La 194 e il riconoscimento della capacità giuridica dell’embrione

Infine, per quanto riguarda la Legge 194, riporto quanto Carlo Casini scrisse sul quotidiano La nazione del 16 febbraio 1997: «il presupposto ideologico della legge 194 è la negazione della umanità del concepito e del suo diritto alla vita? Se fosse così la legge andrebbe davvero ribaltata, anche per strette esigenze costituzionali, come ha ribadito la Corte Costituzionale nel respingere il referendum di Pannella sull’aborto. Nella motivazione essa non parla di un diritto alla autodeterminazione della donna ma, al contrario, insiste sul diritto alla vita del concepito “oggetto di specifica tutela costituzionale” ed anzi “essenza dei valori supremi su cui si fonda la Costituzione Italiana”. Insomma, la Corte afferma chiaramente ciò che è innegabile: nella questione dell’aborto i soggetti sono due (madre e figlio) e non uno solo (la donna) sicché occorre - per esigenza costituzionale - un bilanciamento degli opposti diritti. Ma dove c’è un diritto - Ro - dotà lo sa bene - c’è la capacità giuridica. (…) Se la riforma dell’art. 1 c.c. servisse ad aumentare la responsabilità verso la vita dei genitori e della società, ci siano o no riforme legislative, perché inquietarsi?
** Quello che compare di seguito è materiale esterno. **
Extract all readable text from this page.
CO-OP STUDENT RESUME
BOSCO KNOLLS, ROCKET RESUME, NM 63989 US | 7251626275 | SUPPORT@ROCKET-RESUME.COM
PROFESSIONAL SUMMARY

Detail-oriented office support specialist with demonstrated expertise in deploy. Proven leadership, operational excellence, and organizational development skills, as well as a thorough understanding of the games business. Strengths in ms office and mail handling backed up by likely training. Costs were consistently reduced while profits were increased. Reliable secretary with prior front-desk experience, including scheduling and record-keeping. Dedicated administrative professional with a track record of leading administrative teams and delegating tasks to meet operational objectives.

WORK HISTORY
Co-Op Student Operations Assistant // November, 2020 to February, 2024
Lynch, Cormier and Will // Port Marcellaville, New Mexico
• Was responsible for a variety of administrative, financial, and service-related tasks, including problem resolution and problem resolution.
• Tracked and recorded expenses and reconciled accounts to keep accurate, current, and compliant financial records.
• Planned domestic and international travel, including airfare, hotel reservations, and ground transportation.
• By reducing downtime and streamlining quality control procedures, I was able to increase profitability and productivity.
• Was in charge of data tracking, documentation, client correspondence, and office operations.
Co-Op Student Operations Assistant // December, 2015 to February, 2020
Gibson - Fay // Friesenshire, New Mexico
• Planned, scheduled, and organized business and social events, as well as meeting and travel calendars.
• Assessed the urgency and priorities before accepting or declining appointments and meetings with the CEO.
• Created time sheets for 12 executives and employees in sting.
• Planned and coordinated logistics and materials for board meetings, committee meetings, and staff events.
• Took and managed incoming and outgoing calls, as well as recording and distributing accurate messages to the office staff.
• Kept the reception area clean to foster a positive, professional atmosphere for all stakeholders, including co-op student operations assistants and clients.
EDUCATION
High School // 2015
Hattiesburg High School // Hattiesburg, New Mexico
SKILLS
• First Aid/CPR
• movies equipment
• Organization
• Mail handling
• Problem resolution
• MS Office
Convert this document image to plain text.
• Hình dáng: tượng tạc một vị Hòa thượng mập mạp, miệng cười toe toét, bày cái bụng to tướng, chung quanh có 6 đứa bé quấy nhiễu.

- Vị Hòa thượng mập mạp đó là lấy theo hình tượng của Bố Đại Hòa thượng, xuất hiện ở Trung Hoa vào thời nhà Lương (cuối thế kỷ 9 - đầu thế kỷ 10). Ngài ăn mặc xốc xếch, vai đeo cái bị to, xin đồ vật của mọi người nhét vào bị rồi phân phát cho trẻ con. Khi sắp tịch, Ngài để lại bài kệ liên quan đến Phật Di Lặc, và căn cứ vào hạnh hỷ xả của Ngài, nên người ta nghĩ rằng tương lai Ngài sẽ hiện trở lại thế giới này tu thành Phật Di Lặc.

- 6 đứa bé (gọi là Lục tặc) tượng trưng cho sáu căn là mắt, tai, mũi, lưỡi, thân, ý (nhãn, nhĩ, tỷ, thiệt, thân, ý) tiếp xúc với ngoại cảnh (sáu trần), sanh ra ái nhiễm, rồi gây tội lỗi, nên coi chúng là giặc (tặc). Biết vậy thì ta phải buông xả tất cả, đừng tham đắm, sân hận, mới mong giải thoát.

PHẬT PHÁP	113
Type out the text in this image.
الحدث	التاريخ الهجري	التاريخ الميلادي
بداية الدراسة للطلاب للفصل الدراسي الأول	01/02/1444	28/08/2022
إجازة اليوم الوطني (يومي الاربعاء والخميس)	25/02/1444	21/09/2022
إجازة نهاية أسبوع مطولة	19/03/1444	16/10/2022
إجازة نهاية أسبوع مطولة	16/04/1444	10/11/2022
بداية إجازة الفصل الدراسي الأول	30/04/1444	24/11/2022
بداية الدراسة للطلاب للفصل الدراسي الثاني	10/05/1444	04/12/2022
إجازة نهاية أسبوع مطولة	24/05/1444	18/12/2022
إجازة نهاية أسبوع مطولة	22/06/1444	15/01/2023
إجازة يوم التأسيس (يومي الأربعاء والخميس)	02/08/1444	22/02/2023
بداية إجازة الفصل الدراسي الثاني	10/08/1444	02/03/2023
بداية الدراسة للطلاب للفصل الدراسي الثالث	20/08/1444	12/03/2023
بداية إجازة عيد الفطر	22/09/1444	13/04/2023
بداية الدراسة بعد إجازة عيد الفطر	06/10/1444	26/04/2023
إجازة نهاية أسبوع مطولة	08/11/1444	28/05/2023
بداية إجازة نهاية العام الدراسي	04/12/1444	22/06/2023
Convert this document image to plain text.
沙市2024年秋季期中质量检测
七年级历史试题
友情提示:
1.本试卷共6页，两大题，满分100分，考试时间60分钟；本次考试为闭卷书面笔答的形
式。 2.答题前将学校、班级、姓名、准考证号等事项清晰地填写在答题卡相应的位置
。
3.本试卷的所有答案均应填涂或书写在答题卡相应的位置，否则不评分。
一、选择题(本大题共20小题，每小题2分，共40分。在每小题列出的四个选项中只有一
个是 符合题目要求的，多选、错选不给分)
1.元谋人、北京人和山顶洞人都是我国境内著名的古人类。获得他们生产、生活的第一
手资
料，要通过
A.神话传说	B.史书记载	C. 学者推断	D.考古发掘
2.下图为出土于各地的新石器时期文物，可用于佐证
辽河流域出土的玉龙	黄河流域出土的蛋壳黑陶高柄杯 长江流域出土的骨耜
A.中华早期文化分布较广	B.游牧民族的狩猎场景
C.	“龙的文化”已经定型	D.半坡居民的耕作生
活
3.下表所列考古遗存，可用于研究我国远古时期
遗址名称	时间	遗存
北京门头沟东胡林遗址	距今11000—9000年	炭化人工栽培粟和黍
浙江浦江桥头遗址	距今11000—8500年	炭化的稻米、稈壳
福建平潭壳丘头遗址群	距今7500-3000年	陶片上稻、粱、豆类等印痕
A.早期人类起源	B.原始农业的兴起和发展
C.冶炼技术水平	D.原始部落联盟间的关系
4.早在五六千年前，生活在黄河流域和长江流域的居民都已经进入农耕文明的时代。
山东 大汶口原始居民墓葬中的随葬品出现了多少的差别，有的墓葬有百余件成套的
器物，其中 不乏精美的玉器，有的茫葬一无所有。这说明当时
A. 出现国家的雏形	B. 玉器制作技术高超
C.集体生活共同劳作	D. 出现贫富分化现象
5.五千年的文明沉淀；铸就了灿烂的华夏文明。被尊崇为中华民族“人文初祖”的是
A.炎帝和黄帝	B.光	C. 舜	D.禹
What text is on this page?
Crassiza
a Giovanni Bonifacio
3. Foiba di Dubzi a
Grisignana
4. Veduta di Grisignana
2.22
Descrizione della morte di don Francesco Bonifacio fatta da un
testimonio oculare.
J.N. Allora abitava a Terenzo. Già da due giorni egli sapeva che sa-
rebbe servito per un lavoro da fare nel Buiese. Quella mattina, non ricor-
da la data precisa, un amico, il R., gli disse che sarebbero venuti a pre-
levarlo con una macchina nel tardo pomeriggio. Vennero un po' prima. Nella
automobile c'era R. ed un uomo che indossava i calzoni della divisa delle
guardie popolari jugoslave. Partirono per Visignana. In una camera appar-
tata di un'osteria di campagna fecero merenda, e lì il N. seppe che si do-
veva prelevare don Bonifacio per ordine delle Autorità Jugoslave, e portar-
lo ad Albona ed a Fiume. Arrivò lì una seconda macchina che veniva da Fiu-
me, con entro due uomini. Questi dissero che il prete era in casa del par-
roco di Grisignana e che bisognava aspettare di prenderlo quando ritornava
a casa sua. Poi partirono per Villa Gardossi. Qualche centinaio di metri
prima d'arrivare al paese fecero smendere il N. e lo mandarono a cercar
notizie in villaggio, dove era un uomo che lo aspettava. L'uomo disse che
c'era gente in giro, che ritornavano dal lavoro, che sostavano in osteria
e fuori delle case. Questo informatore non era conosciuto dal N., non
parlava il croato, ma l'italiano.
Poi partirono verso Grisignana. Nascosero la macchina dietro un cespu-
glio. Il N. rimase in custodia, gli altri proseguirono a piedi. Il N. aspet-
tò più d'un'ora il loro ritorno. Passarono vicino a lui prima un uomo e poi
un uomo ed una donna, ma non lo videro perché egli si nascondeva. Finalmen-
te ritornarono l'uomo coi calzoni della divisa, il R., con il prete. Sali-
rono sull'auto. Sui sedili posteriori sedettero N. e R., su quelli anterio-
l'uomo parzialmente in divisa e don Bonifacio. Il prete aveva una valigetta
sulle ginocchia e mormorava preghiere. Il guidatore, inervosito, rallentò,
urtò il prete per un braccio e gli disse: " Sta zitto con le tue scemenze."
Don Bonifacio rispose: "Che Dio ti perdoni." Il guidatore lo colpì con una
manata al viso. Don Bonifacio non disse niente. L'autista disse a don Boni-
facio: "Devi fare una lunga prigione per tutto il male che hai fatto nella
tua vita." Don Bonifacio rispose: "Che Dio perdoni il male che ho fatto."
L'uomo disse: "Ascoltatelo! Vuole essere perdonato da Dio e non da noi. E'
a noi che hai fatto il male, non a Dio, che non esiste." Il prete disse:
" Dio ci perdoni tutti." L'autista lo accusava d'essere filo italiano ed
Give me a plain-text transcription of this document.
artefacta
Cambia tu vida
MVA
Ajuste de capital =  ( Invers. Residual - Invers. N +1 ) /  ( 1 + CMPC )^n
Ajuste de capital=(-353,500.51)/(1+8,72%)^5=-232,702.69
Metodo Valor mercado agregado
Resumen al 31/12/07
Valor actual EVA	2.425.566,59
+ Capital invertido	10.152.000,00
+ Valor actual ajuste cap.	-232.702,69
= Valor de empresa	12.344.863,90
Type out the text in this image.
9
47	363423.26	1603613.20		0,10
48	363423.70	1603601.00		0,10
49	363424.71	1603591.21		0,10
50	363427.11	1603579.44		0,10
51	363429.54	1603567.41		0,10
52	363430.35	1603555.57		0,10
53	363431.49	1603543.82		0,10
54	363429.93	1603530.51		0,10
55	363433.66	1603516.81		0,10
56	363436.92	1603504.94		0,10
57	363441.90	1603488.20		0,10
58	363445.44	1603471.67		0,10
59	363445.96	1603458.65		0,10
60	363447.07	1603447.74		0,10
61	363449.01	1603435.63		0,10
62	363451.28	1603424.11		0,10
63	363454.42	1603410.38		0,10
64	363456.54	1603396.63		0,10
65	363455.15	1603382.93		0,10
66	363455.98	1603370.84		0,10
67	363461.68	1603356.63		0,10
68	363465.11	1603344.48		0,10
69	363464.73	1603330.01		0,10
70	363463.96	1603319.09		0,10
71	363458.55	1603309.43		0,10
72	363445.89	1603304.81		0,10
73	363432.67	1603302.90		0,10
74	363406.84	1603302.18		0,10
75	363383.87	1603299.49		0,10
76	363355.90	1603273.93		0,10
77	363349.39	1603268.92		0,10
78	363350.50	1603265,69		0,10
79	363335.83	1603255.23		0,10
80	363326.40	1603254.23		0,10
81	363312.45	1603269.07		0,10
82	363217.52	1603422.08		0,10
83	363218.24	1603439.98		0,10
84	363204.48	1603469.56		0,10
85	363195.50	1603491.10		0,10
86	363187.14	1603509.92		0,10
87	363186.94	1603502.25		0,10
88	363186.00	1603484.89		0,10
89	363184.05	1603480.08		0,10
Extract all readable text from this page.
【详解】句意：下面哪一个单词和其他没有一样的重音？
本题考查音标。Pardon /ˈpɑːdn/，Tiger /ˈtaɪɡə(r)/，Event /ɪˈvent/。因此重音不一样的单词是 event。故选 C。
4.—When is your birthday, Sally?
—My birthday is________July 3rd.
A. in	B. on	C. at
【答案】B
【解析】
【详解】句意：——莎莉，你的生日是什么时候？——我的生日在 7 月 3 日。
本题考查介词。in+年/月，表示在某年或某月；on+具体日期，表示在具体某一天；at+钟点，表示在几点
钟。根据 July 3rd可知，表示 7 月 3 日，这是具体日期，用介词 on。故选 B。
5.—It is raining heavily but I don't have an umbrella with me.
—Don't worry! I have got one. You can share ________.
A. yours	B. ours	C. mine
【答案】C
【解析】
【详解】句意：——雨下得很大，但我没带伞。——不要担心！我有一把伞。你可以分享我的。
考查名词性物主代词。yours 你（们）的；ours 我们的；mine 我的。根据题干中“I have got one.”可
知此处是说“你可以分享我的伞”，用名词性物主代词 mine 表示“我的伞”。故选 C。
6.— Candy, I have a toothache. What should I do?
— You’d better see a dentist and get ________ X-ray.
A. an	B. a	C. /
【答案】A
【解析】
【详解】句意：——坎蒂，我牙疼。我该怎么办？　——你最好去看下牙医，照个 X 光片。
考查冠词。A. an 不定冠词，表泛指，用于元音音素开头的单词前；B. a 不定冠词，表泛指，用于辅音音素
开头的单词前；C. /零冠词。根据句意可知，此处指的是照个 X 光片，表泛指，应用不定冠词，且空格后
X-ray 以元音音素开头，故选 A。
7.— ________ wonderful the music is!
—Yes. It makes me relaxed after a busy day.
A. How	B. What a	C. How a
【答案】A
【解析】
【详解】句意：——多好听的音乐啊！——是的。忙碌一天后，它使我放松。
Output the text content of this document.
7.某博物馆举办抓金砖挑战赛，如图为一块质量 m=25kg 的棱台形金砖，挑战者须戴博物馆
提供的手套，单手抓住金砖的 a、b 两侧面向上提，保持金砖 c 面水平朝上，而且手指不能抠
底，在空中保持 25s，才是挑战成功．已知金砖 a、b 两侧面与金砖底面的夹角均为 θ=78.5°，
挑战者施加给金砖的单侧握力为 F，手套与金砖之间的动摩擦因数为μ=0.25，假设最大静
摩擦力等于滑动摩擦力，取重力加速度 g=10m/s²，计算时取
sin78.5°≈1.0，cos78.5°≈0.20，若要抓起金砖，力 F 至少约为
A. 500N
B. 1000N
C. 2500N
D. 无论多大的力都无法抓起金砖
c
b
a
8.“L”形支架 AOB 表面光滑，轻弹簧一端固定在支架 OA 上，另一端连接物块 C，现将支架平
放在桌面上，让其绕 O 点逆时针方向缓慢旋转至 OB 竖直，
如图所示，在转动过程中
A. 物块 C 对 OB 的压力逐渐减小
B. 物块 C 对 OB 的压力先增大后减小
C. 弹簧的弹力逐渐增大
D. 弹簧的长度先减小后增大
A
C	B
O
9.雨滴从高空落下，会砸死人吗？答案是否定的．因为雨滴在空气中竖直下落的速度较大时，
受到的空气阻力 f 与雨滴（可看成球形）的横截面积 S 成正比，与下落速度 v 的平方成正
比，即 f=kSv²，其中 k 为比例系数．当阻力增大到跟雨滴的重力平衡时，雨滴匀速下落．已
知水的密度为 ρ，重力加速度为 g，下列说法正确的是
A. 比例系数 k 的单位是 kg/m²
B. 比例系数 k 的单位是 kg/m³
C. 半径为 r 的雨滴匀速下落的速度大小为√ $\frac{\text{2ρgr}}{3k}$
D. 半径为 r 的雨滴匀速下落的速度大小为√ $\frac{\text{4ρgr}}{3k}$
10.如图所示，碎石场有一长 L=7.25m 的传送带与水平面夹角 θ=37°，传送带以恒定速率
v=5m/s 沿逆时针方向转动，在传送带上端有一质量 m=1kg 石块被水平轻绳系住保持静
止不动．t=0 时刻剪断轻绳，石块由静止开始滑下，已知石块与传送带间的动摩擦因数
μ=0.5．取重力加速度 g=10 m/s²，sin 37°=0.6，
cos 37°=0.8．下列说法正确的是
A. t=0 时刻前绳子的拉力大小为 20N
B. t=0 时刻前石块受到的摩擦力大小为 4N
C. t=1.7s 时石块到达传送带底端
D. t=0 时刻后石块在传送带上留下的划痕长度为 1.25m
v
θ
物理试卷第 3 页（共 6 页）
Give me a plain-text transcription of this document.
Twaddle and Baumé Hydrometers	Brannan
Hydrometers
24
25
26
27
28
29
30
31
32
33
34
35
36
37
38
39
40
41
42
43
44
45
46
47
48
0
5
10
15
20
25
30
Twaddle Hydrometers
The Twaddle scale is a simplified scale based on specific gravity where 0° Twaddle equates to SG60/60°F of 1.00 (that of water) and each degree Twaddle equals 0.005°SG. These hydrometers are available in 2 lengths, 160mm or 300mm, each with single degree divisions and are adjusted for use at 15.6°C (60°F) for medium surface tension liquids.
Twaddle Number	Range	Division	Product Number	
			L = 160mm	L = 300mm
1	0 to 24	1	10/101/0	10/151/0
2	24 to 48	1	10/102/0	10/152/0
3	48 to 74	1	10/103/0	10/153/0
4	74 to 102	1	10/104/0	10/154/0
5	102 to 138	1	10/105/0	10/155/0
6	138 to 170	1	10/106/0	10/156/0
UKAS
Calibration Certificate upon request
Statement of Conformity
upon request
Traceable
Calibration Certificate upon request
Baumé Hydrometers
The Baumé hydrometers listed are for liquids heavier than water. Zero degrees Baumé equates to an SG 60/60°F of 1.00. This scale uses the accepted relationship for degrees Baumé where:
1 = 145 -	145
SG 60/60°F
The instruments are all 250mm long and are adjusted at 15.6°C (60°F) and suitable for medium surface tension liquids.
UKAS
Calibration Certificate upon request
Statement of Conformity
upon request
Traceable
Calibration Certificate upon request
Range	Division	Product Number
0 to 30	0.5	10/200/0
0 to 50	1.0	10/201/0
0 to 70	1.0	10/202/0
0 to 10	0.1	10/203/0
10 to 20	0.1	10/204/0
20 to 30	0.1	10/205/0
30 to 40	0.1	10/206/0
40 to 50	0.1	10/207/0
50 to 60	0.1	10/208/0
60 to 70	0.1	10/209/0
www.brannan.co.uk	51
La verità è che la condizione dell’uomo nella fase prenatale è particolarissima: egli vive nel corpo della madre senza essere la madre. Ciò esige che l’ordinamento intervenga il più possibile con misure che difendano il figlio “con” la madre, non “contro” di lei».

Da anni invochiamo da parte del SSN e della politica una puntuale applicazione della 194 e questa proposta di legge potrebbe essere l’occasione per un sano e costruttivo dibattito tra forze politiche, medici, scienziati, donne e loro associazioni. Non vogliamo l’ennesimo scontro ideologico. Chiediamo una discussione, un confronto con tutti gli attori in campo. Come fu nel 1997. Essere laici non significa essere agnostici, ma non avere tabù di fronte ai problemi e saper portare argomentazioni scientifiche, sociali, storiche, umanitarie all’altezza delle domande poste e, soprattutto, convincenti. Sarebbe il regalo più bello alla memoria di Carlo Casini e della sua strenua battaglia a favore della vita. E non smetteremo di impegnarci per questo.